9. E', altresì, inammissibile l'ultima censura sulla mancata disamina dell'esistenza di altri contratti d'appalto ai fini della verifica della eccepita decadenza. Infatti, con la sentenza n. 8053 del 7/4/2014 delle Sezioni Unite di questa Corte, si è precisato che l'art. 360, primo comma, n. 5, cod. proc. civ., riformulato dall'art. 54 del d.l. 22 giugno 2012, n. 83, conv. in legge 7 agosto 2012, n. 134, introduce nell'ordinamento un vizio specifico denunciabile per cassazione, relativo all'omesso esame di un fatto storico, principale o secondario, la cui esistenza risulti dal testo della sentenza o dagli atti processuali, che abbia costituito oggetto di discussione tra le parti e abbia carattere decisivo (vale a dire che, se esaminato, avrebbe determinato un esito diverso della controversia). Ne consegue che, nel rigoroso rispetto delle previsioni degli artt. 366, primo comma, n. 6, e 369, secondo comma, n. 4, cod. proc. civ., il ricorrente deve indicare il "fatto storico", il cui esame sia stato omesso, il "dato", testuale o extratestuale, da cui esso risulti esistente, il "come" e il "quando" tale fatto sia stato oggetto di discussione processuale tra le parti e la sua "decisività", fermo restando che l'omesso esame di elementi istruttori non integra, di per sé, il vizio di omesso esame di un fatto decisivo qualora il fatto storico, rilevante in causa, sia stato comunque preso in considerazione dal giudice, ancorché la sentenza non abbia dato conto di tutte le risultanze probatorie.
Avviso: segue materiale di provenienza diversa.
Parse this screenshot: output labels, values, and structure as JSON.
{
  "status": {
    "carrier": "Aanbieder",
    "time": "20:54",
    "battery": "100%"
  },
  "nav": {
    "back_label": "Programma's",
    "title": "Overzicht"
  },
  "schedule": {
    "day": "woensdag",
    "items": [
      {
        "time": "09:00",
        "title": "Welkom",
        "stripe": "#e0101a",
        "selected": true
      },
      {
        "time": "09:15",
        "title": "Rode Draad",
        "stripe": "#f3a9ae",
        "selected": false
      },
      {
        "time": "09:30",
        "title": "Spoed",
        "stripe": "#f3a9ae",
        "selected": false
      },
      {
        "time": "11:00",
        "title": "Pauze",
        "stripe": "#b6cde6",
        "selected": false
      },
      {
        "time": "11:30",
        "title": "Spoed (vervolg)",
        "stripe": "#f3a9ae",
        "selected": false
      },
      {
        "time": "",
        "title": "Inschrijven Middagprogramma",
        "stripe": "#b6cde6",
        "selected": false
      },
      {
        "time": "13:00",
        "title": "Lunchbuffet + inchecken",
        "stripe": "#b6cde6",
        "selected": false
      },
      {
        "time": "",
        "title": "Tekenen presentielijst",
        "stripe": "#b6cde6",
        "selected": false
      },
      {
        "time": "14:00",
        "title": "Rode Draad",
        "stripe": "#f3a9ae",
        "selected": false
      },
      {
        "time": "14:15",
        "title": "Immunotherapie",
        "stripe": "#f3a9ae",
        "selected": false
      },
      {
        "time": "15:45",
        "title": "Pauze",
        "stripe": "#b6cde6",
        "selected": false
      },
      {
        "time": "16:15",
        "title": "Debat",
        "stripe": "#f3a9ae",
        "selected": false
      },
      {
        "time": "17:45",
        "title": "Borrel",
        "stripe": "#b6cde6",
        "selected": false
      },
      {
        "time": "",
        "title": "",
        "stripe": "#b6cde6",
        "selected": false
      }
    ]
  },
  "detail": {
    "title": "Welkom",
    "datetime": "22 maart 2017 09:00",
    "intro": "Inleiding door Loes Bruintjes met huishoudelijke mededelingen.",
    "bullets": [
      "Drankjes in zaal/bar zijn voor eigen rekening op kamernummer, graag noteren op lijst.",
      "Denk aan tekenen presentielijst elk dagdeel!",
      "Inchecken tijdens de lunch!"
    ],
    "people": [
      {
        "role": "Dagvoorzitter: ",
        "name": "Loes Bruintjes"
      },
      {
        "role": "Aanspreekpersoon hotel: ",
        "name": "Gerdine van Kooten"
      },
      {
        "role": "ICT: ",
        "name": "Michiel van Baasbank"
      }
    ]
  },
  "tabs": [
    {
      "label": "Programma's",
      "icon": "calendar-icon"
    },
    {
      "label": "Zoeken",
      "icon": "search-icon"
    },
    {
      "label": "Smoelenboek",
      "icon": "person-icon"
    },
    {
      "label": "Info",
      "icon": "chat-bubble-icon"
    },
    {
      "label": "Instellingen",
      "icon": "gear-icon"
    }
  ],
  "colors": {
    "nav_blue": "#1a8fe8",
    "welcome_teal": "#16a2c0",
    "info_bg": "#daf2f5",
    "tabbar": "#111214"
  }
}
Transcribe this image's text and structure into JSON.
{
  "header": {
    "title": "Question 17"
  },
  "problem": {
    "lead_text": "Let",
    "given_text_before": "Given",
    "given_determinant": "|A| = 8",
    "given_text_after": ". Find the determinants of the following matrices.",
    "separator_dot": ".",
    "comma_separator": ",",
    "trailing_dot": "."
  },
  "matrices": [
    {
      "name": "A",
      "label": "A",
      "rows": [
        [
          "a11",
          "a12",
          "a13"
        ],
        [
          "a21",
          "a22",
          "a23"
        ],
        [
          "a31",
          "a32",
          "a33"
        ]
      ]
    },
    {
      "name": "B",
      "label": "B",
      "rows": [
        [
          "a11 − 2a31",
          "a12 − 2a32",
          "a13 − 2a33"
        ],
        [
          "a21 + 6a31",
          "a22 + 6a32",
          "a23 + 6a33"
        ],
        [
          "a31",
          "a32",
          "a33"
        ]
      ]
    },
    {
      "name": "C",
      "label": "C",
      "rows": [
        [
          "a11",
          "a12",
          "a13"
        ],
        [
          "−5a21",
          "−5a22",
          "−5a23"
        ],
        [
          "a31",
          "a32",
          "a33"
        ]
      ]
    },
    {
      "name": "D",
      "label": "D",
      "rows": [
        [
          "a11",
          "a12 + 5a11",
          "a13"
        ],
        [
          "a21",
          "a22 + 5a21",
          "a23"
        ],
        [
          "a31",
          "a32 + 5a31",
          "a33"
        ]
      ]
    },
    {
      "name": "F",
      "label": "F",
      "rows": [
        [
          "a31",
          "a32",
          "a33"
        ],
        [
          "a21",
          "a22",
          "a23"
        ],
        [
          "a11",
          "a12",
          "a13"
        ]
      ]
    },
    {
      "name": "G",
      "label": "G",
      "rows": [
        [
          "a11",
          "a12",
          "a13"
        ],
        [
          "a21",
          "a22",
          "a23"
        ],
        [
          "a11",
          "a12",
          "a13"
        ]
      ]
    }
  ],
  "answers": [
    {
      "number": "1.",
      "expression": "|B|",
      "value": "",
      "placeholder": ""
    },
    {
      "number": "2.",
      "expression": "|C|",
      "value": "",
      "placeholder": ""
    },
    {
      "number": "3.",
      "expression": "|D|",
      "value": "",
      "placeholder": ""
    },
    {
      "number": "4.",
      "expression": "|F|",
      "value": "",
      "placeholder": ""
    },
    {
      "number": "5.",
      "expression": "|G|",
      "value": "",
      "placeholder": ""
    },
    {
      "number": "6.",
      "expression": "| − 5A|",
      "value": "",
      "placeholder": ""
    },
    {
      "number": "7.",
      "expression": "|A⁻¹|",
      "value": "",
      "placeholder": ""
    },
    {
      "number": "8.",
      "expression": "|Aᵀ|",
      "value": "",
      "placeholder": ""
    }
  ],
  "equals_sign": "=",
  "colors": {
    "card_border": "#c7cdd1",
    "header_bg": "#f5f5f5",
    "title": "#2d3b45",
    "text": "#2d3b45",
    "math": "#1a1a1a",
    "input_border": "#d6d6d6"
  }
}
In ogni caso, la natura dirimente della rilevata inapplicabilità nella fattispecie della eccepita causa di decadenza consente di ritenere superata anche quest'ultima doglianza.

10. In definitiva, va accolto il ricorso dell'Inps, mentite va dichiarato

inammissibile quello della F.. Conseguentemente l'impugnata sentenza va cassata in relazione al ricorso accolto e la causa va rinviata, anche per le spese, alla Corte d'appello di Bologna.

Ricorrono i presupposti per la condanna della ricorrente F. al pagamento dell'ulteriore importo a titolo di contributo unificato pari a quello dovuto per il ricorso, a norma dell'art. 13 del d.p.r. n. 115/2002.

 

P.Q.M.

 

Accoglie il ricorso dell'Inps, dichiara inammissibile il ricorso della F. s.p.a., cassa l'impugnata sentenza in relazione al ricorso accolto e rinvia la causa, anche per le spese, alla Corte d'appello di Bologna.

Ai sensi dell'art. 13 comma 1 quater del d.P.R. n. 115 del 2002, dà atto della sussistenza dei presupposti per il versamento, da parte della ricorrente F. s.p.a., dell'ulteriore importo a titolo di contributo unificato pari a quello dovuto per il ricorso, a norma del comma 1-bis dello stesso art. 13.